Ultimately, Leelah Alcorn believed that she would never be happy in this world. Because she couldn’t start transitioning, because she was continually called “Josh” or “Joshua” when she already knew she was Leelah inside, because her parents believed that “good Christian values” meant that she should be happy as God (monotheistic, male) made her — as a male, not as a female — Leelah Alcorn took her own life.

This young woman knew in her heart that she was female, just as I’ve always known my entire life that I, too, am female. The only difference between me and Leelah is that I was born female. I never had to fight to become who I was in that regard (fight in other ways, yes, as we all do to become ourselves). And I never had to worry about saving enough money to start the transitioning process, or any of the other things Leelah was obviously worried about in her suicide note.

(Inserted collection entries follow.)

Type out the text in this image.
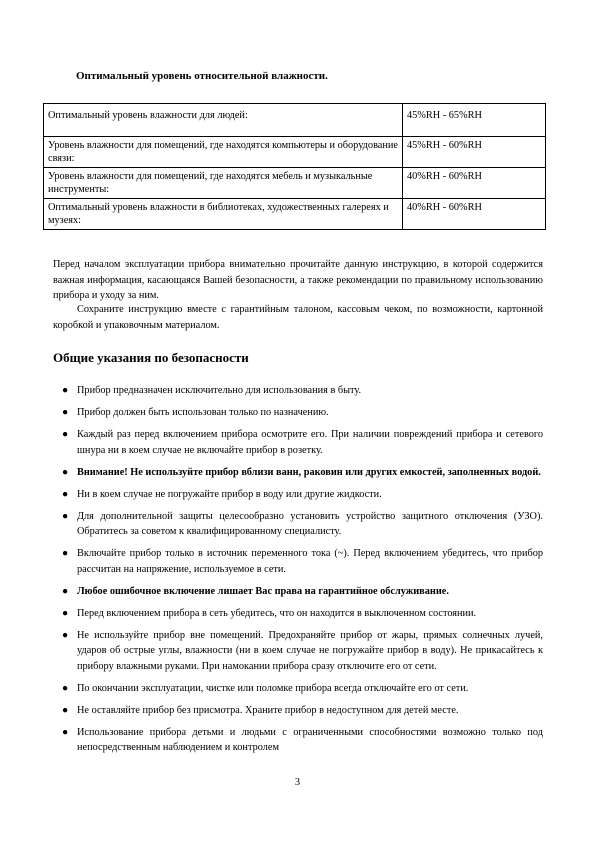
Оптимальный уровень относительной влажности.
Оптимальный уровень влажности для людей:	45%RH - 65%RH
Уровень влажности для помещений, где находятся компьютеры и оборудование связи:	45%RH - 60%RH
Уровень влажности для помещений, где находятся мебель и музыкальные инструменты:	40%RH - 60%RH
Оптимальный уровень влажности в библиотеках, художественных галереях и музеях:	40%RH - 60%RH

Перед началом эксплуатации прибора внимательно прочитайте данную инструкцию, в которой содержится важная информация, касающаяся Вашей безопасности, а также рекомендации по правильному использованию прибора и уходу за ним.

Сохраните инструкцию вместе с гарантийным талоном, кассовым чеком, по возможности, картонной коробкой и упаковочным материалом.

Общие указания по безопасности
● Прибор предназначен исключительно для использования в быту.
● Прибор должен быть использован только по назначению.
● Каждый раз перед включением прибора осмотрите его. При наличии повреждений прибора и сетевого шнура ни в коем случае не включайте прибор в розетку.
● Внимание! Не используйте прибор вблизи ванн, раковин или других емкостей, заполненных водой.
● Ни в коем случае не погружайте прибор в воду или другие жидкости.
● Для дополнительной защиты целесообразно установить устройство защитного отключения (УЗО). Обратитесь за советом к квалифицированному специалисту.
● Включайте прибор только в источник переменного тока (~). Перед включением убедитесь, что прибор рассчитан на напряжение, используемое в сети.
● Любое ошибочное включение лишает Вас права на гарантийное обслуживание.
● Перед включением прибора в сеть убедитесь, что он находится в выключенном состоянии.
● Не используйте прибор вне помещений. Предохраняйте прибор от жары, прямых солнечных лучей, ударов об острые углы, влажности (ни в коем случае не погружайте прибор в воду). Не прикасайтесь к прибору влажными руками. При намокании прибора сразу отключите его от сети.
● По окончании эксплуатации, чистке или поломке прибора всегда отключайте его от сети.
● Не оставляйте прибор без присмотра. Храните прибор в недоступном для детей месте.
● Использование прибора детьми и людьми с ограниченными способностями возможно только под непосредственным наблюдением и контролем
3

This is a heartbreaking story, one of the most heartbreaking I’ve ever read. Leelah clearly believed nothing she would ever do was right in her parents’ eyes, and she clearly believed that not being able to transition until age 18 or later (after she’d saved up enough money) would make it impossible for her to find love.

What bothers me most here is that she obviously didn’t know some of the stories I do from pop culture. The role model here that strikes me the most is Chaz (born Chastity) Bono, because he came out to his parents as lesbian early on, but only came out as transgendered (and male) much later. So why didn’t Leelah know the entirety of Chaz’s story? (My guess is that Leelah only had seen Chaz’s “It Gets Better” commercial and maybe one of his dances with pro dancer Lacey Schwimmer on Dancing with the Stars and that’s about it. But it’s only a guess.) Why didn’t Leelah know about Christine Jorgenson, born George? Why didn’t Leelah know about transsexual tennis star and ophthalmologist Renee Richards?

All of them — all — transitioned to their proper sex later than age 18. And all did so successfully. All found at least a few lovers and friends who accepted them. And all of them, eventually, found their faith — whether it was in themselves or in God/dess is immaterial.

Leelah Alcorn did not have to die. She did not have to feel like a failure to her parents. She did not have to believe she’d be “Satan’s Wifey” (the original name of her blog on Tumblr, though apparently later she changed it to Lazer Princess) by dying and declaring exactly who and what she was.

She did not have to feel unloved, unwanted, bereft of hope and friends.

And for those who dismiss this as a typical teen suicide story and believe she would’ve grown out of it — well, you’re probably right, but how does that change anything?

A young woman is dead today at least in part because her parents apparently would not accept her for who she was. Her friends were not strong enough to accept her, either. And she, herself, was ultimately not strong enough to stand up to years of unrelenting criticism from her parents, so-called friends, and idiotic “therapists.”

Somehow, as Leelah Alcorn herself said, we must do better than this. No more LGBT youth should be treated this way. Ever.

Lest we have even more heartbreaking stories like this.